Methods: Organ at risk (OAR) and tumor-related segmentations provided by radiation oncologists from the Contouring Collaborative for Consensus in Radiation Oncology data set were used. Segmentations were derived from five disease sites: breast, sarcoma, head and neck (H&N), gynecologic (GYN), and GI. Segmentation quality was determined on a structure-by-structure basis by comparing the observer segmentations with an expert-derived consensus, which served as a reference standard benchmark. The Dice similarity coefficient (DSC) was primarily used as a metric for the comparisons. DSC was stratified into binary groups on the basis of structure-specific expert-derived interobserver variability (IOV) cutoffs. Generalized linear mixed-effects models using Bayesian estimation were used to investigate the association between demographic variables and the binarized DSC for each disease site. Variables with a highest density interval excluding zero were considered to substantially affect the outcome measure.
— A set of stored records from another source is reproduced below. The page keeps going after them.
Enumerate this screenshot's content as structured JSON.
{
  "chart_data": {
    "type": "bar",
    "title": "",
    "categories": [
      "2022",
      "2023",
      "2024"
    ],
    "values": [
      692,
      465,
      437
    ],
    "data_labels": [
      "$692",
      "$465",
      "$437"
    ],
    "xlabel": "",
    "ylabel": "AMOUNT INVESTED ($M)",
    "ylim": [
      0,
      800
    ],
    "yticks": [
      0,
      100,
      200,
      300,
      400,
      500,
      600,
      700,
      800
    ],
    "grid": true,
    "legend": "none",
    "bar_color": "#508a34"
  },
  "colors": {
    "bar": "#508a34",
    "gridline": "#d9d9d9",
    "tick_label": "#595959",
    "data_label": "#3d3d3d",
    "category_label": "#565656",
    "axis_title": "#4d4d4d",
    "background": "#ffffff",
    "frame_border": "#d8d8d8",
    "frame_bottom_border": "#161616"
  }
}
Results: Five hundred seventy-four, 110, 452, 112, and 48 segmentations were used for the breast, sarcoma, H&N, GYN, and GI cases, respectively. The median percentage of segmentations that crossed the expert DSC IOV cutoff when stratified by structure type was 55% and 31% for OARs and tumors, respectively. Regression analysis revealed that the structure being tumor-related had a substantial negative impact on binarized DSC for the breast, sarcoma, H&N, and GI cases. There were no recurring relationships between segmentation quality and demographic variables across the cases, with most variables demonstrating large standard deviations.
Conclusion: Our study highlights substantial uncertainty surrounding conventionally presumed factors influencing segmentation quality relative to benchmarks.